PyTorch autograd accumulates gradients, which can be used to increase effective batch size, for example, one can use following algorithm
 for each minibatch from train_loader
 do forward and backward passes
 once every two iterations do:
optimizer.step()
optimizer.zero_grad()
This process will double the effective minibatch size.
I have tested following two scenarios using above algorithm
Case 1:
mini_batch_size = 100
multi_batch_update = 4
 for each iteration:
 do forward and backward pass
 if iteration_number % 4 == 0:

scale down all parametergradients by factor of 4

optimizer.step()

optmizer.zero_grad()
ie. above algorithm will allow 4 backward passes, so gradients are accumulated and once every 4 iteration optimizer will perform weight updates.
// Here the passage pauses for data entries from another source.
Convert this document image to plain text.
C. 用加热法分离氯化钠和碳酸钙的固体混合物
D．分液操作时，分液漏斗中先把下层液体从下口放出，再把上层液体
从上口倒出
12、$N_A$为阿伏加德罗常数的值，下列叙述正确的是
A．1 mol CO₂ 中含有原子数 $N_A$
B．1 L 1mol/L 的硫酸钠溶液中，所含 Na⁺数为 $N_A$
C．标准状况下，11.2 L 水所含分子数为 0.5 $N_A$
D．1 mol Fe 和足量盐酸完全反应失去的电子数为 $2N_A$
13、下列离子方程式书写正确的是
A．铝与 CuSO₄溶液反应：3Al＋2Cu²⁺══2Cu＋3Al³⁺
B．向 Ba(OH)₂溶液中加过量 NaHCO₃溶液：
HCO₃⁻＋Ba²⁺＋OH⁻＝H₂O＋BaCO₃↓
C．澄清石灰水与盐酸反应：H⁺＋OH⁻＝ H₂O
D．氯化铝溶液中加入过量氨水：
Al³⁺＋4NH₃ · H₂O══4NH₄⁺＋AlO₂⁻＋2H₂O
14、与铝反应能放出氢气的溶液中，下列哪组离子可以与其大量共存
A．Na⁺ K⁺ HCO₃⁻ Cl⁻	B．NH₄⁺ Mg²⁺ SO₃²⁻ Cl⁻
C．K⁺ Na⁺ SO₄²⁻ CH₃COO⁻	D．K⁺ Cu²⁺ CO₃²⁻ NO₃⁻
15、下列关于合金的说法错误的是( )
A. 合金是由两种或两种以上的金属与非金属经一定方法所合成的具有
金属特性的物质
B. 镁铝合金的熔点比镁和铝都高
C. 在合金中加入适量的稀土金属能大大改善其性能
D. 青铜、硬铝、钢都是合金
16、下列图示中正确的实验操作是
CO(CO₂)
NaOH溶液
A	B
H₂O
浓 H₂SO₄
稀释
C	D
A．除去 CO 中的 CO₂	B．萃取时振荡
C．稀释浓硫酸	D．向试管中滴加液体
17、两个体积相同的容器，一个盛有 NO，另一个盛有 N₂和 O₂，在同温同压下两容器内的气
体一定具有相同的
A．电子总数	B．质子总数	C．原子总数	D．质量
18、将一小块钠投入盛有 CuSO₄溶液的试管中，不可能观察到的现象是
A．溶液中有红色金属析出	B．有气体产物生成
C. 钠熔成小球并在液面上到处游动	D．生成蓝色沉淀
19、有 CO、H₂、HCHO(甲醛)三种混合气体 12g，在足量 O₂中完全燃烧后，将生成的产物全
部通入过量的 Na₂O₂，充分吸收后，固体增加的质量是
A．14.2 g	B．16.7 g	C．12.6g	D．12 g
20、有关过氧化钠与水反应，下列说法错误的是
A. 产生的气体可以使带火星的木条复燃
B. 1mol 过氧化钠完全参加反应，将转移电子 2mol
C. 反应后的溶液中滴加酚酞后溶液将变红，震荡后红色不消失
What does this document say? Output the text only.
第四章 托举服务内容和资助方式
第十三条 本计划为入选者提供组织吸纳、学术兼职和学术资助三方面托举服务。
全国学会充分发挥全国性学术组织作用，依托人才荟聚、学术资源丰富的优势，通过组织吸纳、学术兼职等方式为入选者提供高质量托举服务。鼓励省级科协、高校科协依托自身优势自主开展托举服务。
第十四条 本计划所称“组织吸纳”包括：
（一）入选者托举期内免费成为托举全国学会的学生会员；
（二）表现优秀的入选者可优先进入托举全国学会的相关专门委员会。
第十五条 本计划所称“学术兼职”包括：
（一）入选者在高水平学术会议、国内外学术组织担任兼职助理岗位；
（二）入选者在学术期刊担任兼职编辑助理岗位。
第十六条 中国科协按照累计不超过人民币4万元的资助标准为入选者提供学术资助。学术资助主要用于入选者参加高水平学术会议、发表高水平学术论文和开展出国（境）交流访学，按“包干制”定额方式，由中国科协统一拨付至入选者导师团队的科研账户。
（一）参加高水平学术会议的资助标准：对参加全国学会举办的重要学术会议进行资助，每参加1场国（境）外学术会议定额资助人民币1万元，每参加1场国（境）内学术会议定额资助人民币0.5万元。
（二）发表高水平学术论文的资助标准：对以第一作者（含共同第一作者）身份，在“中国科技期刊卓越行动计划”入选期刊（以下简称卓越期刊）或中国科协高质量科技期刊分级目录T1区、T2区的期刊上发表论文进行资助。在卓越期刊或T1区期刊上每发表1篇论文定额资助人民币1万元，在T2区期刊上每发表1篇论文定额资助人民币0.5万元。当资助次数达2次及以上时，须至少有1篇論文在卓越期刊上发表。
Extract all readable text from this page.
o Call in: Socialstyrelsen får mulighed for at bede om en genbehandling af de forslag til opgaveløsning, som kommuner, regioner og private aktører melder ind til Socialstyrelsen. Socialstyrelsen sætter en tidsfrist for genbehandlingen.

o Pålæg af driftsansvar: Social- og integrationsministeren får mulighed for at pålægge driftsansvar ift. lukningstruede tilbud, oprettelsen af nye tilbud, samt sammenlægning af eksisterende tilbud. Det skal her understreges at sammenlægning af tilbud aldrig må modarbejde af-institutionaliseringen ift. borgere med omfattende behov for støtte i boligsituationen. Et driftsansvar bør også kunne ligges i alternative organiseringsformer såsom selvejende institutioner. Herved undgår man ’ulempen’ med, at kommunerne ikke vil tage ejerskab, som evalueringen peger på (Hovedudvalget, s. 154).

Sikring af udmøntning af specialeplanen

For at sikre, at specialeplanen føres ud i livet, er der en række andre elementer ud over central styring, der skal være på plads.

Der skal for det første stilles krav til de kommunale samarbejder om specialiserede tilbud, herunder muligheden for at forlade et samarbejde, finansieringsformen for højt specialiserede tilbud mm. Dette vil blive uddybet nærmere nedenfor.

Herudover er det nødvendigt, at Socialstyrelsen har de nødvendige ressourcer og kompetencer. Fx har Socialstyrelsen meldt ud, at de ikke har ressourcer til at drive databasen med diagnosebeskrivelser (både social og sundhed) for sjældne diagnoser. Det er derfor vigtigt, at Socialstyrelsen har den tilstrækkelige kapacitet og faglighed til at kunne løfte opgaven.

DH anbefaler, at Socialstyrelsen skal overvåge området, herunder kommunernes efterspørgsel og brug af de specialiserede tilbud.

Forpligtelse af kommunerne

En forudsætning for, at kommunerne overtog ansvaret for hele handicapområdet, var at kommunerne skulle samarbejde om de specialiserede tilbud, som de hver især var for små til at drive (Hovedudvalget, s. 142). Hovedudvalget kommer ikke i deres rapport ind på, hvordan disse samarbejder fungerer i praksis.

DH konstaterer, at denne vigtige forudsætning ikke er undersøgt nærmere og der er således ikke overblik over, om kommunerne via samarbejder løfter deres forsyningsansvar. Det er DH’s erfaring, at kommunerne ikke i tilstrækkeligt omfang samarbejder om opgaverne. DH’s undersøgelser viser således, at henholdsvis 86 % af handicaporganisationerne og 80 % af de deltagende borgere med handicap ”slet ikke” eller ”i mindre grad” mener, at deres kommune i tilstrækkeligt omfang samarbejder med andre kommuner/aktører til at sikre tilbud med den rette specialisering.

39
The effective batch size this way is 400!
Case 2:
mini_batch_size = 200
multi_batch_update = 2
ie. we consider the exact same scenario but with minibatch of 200 and with weight updates after every 2 iterations (after scaling down all gradients by factor of 2), thus effective batch size is still 400.
However, both algorithms seem to follow different learning curve.
For example, I use algorithm from Case 1 for few iterations and then switch to Case 2 at about 4500th iteration, following is a learning curve
On the other hand if I start with Case 2 and then switch to Case 1 at about 2500th iteration, following is a learning curve
One can notice from learning curves that effective learning rate of Case 1 is lower than that for Case 2,
Can someone please explain this particular behaviour?
PS:
 I use Adam optimiser with default settings.
 Batchnorm is enabled (however, same behaviour is seen even without Batchnorm)
 Results are generated for fashionMnist dataset and can be reproduced with any simple CNN network.